First, I need to clarify: I’ve never said I don’t agree with Paul on the definition of the Gospel. Not at all! I think Paul agrees with Jesus, and I agree with them both! What I have said is that I think many Christians (I was among them for most of my life) derive a definition of the Gospel from Paul by which they disregard Jesus’ teaching and definition of the gospel.
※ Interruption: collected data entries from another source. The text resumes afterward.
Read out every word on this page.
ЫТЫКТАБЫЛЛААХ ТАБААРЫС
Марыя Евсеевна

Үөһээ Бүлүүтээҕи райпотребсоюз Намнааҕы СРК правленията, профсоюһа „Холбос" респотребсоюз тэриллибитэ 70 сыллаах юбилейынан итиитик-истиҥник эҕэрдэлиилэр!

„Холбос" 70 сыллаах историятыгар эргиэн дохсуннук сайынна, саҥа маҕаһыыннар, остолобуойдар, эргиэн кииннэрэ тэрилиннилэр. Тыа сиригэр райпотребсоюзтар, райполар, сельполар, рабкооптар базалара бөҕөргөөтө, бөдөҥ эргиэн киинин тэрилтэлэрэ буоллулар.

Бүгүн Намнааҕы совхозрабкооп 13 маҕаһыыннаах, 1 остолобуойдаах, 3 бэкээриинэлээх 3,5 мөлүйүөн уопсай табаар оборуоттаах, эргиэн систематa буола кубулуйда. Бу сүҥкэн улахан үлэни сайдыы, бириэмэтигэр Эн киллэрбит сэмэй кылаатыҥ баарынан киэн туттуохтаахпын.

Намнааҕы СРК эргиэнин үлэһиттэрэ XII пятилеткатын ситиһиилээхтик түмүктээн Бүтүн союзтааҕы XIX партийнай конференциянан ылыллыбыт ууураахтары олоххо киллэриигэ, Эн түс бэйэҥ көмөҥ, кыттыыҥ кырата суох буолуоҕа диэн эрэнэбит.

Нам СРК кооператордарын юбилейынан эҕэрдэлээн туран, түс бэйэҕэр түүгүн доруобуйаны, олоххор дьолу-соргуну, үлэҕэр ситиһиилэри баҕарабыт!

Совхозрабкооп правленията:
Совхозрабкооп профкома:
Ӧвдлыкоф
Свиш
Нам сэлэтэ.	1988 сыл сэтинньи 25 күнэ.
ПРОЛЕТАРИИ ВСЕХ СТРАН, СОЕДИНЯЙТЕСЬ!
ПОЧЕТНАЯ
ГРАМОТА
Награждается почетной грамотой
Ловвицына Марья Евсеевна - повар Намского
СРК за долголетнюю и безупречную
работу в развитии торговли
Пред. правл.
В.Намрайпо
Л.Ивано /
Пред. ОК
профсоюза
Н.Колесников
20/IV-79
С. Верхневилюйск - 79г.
Jesus defines the Gospel as “the kingdom of God is at hand.” When Paul speaks of “the righteousness of God” in his definition/explication of the Gospel, I think, broadly speaking, “righteousness” means “restorative justice,” and I think that’s another way of getting at the meaning of “kingdom of God.” I see a close relationship between several phrases:

good news, kingdom of God, restorative justice (righteousness) of God, God’s will being done on earth as in heaven

I also would differ that when Jesus refers to “blood of the covenant,” he is not defining the gospel, but the meaning of what we call the eucharist. And I’m glad for the opportunity to offer a few thoughts on this passage.
Jesus does not say, “This is my blood of the covenant, which is poured out to appease God’s wrath against human sin.” Perhaps that is what he means (I used to think so), but it isn’t what he says. If he did mean that, then it wasn’t actually a new covenant. It was simply another and perhaps final sacrifice in the Old Covenant.
I now lean toward interpreting Jesus’ statement like this: The New Covenant is not about sinners bringing sacrifices to God to appease an angry God. It is about God demonstrating God’s love for sinners in self-giving – even to the point of death. People don’t make a sacrifice to God. God, in Christ, demonstrates that God needs no sacrifices and instead is a God of self-giving love. I write about this in more detail in A New Kind of Christianity, in Why Did Jesus, Moses, the Buddha, and Mohammed Cross the Road, and in We Make the Road by Walking.
Thanks for your question and the opportunity to clarify a possible misconception.